100 Vultures- ‘All Himalayan Griffons’ Die of Suspected Poisoning

The bones of a goat were discovered among the vulture carcasses, according to Divisional Forest Officer Dimpi Bora. "We believe the vultures perished after nibbling on the goat's poisoned carcass, but an autopsy report will determine the cause of death," she said.

Shivam Dwivedi
Himalayan Griffons
Himalayan Griffons

In Assam, at least 100 vultures, all Himalayan griffons, have perished of poisoning. Officials from the State Forest Department said the event occurred in a rice field in the Chhaygaon area of Kamrup district, around 45 kilometres west of Guwahati.

In February 2020, at least ten endangered vultures died after feasting on a pesticide-laced livestock corpse near a town.

"As soon as we received the information, we went to the location. By that time, at least 100 vultures had died.

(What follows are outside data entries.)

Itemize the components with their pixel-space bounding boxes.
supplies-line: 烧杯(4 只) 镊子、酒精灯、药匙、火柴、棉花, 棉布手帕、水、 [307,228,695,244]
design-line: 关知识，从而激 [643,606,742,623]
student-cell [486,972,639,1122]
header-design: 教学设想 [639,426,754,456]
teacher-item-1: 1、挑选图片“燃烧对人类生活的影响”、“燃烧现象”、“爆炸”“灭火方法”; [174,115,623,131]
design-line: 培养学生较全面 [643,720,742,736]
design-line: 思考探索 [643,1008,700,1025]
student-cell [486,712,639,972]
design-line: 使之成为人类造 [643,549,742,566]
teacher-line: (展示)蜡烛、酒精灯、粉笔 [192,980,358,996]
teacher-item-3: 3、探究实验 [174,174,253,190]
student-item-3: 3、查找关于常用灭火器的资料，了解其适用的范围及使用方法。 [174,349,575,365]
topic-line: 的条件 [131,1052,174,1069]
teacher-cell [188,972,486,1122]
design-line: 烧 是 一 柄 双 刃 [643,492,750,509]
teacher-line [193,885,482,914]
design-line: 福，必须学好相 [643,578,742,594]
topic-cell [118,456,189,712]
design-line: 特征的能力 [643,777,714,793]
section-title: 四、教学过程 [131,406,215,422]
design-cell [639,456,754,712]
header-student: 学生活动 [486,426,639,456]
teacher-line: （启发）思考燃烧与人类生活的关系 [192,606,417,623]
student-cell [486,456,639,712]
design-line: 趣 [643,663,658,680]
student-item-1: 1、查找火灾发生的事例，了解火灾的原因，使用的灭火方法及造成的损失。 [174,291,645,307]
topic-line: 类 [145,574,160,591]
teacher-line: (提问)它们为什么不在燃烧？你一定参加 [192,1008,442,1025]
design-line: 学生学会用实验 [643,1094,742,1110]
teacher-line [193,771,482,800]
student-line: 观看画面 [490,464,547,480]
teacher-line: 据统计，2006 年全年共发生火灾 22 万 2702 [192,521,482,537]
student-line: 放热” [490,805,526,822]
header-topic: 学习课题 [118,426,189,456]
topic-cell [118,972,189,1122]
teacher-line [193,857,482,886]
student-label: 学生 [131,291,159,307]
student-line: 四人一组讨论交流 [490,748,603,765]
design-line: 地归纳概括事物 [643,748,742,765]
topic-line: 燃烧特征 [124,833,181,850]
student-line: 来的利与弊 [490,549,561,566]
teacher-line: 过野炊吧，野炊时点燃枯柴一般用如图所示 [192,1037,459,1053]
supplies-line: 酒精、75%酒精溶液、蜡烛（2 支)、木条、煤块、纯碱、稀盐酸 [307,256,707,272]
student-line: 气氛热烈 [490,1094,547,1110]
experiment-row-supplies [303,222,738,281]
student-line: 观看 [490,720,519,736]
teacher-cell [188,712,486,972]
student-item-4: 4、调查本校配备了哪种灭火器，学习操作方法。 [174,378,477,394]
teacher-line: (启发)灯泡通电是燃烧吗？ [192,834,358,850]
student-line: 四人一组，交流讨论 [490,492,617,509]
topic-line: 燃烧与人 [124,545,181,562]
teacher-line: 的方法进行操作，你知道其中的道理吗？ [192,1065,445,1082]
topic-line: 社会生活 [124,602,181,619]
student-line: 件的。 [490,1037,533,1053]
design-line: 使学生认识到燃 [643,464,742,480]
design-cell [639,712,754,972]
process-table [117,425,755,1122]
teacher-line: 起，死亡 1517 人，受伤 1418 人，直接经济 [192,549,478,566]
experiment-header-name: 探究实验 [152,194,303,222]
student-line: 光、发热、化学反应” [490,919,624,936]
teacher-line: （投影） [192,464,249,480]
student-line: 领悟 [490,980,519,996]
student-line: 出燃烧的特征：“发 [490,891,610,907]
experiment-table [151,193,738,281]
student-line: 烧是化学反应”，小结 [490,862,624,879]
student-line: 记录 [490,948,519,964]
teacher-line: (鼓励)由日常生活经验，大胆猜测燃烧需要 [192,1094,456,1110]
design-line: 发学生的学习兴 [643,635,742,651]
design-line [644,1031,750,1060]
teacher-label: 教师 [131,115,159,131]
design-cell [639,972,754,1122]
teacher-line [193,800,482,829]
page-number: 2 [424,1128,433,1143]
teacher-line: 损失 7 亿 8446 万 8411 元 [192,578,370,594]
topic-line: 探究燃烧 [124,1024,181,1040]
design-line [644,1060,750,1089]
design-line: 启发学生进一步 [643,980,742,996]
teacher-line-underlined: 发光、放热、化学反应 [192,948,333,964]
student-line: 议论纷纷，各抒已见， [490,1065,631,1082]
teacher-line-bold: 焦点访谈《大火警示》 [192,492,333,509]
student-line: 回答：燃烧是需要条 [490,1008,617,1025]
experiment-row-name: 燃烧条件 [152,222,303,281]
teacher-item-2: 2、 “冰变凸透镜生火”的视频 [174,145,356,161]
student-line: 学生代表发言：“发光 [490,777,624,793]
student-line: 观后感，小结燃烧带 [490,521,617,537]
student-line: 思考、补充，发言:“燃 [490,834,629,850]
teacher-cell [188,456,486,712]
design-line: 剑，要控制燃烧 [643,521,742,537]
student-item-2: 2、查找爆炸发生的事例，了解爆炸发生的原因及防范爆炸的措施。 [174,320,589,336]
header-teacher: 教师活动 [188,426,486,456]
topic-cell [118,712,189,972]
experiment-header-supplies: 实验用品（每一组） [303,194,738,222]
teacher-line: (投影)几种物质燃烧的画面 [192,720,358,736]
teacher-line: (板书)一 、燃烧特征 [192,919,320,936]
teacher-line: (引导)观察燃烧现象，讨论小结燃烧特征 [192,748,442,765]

We were able to preserve 12 vultures and a scavenger,” according to Sachin Ranade of the Vulture Conservation Breeding Centre in Rani, near Guwahati.

The bones of a goat were discovered among the vulture carcasses, according to Divisional Forest Officer Dimpi Bora. "We believe the vultures perished after nibbling on the goat's poisoned carcass, but an autopsy report will determine the cause of death," she said.

"It's past time for the police to investigate and prosecute those responsible for such poisonings." This has been going on for the last 12-15 years, but neither the police nor the Forest Department have taken any action," said wildlife campaigner Moloy Baruah.

More than 30 vultures were discovered dead in eastern Assam's Dibrugarh district a week ago after eating on a poisoned cow carcass. Officials discovered that several villagers poisoned the carcass to get rid of stray dogs.

Four Himalayan griffons were discovered dead near a wetland in the Dhakuakhana area of Lakhimpur district in February 2021. The birds' bodies were discovered alongside a dead cow.

The poisoned corpses of two cows killed 23 vultures in the Dhola area of eastern Assam's Tinsukia district in January of that year. The oriental white-backed and slender-billed vultures were among them.

The population of the Gyps group in India and Nepal, which includes Himalayan griffons, white-backed and slender-billed birds, dropped by 99.9% in just two decades, as per research conducted by Bombay Natural History Society and other organizations in the 1990s.